Accidents Happen!


It is understood that accidents happen. Sometimes it is someone’s fault and sometimes it isn’t but when it comes to accidents and semi-trucks, accidents can be a very serious matter. According to the Federal Motor Carrier Safety Administration, there have been an alarmingly high number of semi-truck accidents. 


This chapter contains information on the circumstances of large truck crashes.
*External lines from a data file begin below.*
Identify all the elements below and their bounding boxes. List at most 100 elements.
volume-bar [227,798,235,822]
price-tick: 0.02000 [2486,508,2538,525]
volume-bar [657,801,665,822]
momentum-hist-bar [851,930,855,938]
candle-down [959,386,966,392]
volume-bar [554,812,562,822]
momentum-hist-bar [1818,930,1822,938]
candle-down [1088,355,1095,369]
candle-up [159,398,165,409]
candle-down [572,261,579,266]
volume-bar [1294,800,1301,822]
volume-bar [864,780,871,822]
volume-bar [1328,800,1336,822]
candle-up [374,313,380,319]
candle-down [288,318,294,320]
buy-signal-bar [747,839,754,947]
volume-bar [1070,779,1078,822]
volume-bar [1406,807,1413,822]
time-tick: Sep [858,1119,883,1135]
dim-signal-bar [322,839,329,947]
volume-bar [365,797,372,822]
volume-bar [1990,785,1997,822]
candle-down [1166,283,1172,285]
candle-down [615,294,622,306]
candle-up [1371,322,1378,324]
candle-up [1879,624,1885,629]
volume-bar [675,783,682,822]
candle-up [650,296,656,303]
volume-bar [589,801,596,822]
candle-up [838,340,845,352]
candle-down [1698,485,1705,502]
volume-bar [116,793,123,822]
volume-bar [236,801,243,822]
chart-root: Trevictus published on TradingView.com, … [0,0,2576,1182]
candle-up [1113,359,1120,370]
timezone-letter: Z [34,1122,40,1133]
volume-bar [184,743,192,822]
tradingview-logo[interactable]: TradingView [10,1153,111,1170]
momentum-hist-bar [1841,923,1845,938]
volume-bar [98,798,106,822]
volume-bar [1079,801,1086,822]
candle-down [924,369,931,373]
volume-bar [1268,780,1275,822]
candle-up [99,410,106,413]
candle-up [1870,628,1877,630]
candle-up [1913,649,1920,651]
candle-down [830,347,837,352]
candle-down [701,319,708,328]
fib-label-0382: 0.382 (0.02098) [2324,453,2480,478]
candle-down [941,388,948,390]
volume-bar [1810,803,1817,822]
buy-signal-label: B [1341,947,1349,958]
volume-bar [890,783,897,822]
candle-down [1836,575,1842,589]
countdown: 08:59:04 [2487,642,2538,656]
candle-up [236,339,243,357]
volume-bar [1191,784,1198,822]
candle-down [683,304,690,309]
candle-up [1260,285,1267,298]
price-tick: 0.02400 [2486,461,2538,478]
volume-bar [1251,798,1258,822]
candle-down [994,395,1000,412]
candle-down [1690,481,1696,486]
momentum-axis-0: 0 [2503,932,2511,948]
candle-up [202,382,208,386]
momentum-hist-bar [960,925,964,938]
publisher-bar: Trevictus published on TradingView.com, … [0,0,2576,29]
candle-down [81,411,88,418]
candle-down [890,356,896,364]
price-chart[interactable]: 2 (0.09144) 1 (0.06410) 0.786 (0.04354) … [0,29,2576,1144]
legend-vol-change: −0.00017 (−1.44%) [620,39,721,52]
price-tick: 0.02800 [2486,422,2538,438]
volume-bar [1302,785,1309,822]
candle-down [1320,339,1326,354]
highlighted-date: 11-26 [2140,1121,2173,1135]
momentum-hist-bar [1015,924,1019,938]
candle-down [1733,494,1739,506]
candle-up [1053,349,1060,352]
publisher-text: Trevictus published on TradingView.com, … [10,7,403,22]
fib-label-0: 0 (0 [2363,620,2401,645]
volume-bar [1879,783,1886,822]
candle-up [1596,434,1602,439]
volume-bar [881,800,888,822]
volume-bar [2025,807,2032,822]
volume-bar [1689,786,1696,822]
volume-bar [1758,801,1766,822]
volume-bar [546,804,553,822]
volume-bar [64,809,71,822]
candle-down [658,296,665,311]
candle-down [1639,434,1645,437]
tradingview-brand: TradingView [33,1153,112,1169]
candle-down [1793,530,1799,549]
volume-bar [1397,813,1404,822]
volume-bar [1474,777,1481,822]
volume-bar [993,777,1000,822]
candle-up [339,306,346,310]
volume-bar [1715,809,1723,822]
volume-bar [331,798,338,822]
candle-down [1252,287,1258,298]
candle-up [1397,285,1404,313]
Below is a summary of some of the information in this section:

  • Of the approximately 317,000 police-reported crashes involving large trucks in 2012, 3,464 (1 percent) resulted in at least one fatality, and 73,000 (23 percent) resulted in at least one nonfatal injury.
  • Single-vehicle crashes made up 21 percent of all fatal crashes, 15 percent of all injury crashes, and 22 percent of all property damage only crashes involving large trucks in 2012. The majority (63 percent) of fatal large truck crashes involved two vehicles.
  • Almost two-thirds (63 percent) of all fatal crashes involving large trucks occurred on rural roads, and 24 percent occurred on rural and urban Interstate highways.
  • Thirty-six percent of all fatal crashes, 23 percent of all injury crashes, and 18 percent of all property damage only crashes involving large trucks occurred at night (6:00 pm to 6:00 am).
  • The vast majority of fatal crashes (83 percent) and nonfatal crashes (89 percent) involving large trucks occurred on weekdays (Monday through Friday).
  • Collision with a vehicle in transport was the first harmful event (the first event during a crash that caused injury or property damage) in 74 percent of fatal crashes involving large trucks, 83 percent of injury crashes involving large trucks, and 77 percent of property damage only crashes involving large trucks.
  • Rollover was the first harmful event in 5 percent of all fatal crashes involving large trucks and 3 percent of all nonfatal crashes involving large trucks.
  • In 2012, 24 percent of work zone fatal crashes and 13 percent of work zone injury crashes involved at least one large truck.
  • There were 11 fatal large truck crashes per million people in the United States in 2012.

This chapter contains information on drivers of large trucks in fatal, injury, and property damage only crashes and on people killed or injured in large truck crashes. Some statistics are also listed for passenger vehicle drivers in order to make comparisons. It is important to note that the number of large truck drivers in crashes is not exactly equal to the number of large trucks in crashes, because no driver information is provided for some crashes. Below is a summary of some of the information in this section:

  • Of the 3,753 drivers of large trucks involved in fatal crashes, 206 (5 percent) were 25 years of age or younger, and 196 (5 percent) were 66 years of age or older. In comparison, 9 (4 percent) of the 244 drivers of buses in fatal crashes were 25 years of age or younger, and 22 (9 percent) were 66 years of age or older.
  • About 3 percent of all the drivers of large trucks involved in fatal crashes were female, as compared with 30 percent of all drivers of buses involved in fatal crashes.Of the 3,753 drivers of large trucks involved in fatal crashes, 349 (9 percent) were not wearing a safety belt at the time of the crash; of those, 26 percent were completely or partially ejected from the vehicle.
  • One or more driver-related factors were recorded for 55 percent of the drivers of large trucks involved in single-vehicle fatal crashes and for 27 percent of the drivers of large trucks involved in multiple-vehicle fatal crashes. In comparison, at least one driver-related factor was recorded for 72 percent of the drivers of passenger vehicles (cars, vans, pickup trucks, and sport utility vehicles) involved in single-vehicle crashes and 51 percent of the passenger vehicle drivers in multiple-vehicle crashes. Speeding was the most often coded driver-related factor for both vehicle types; distraction/inattention was the second most common for large truck drivers, and impairment (fatigue, alcohol, illness, etc.) was the second most common for passenger vehicle drivers.
  • There were 697 large truck occupant fatalities in 2012, of which 85 percent were drivers of large trucks and 15 percent were passengers in large trucks.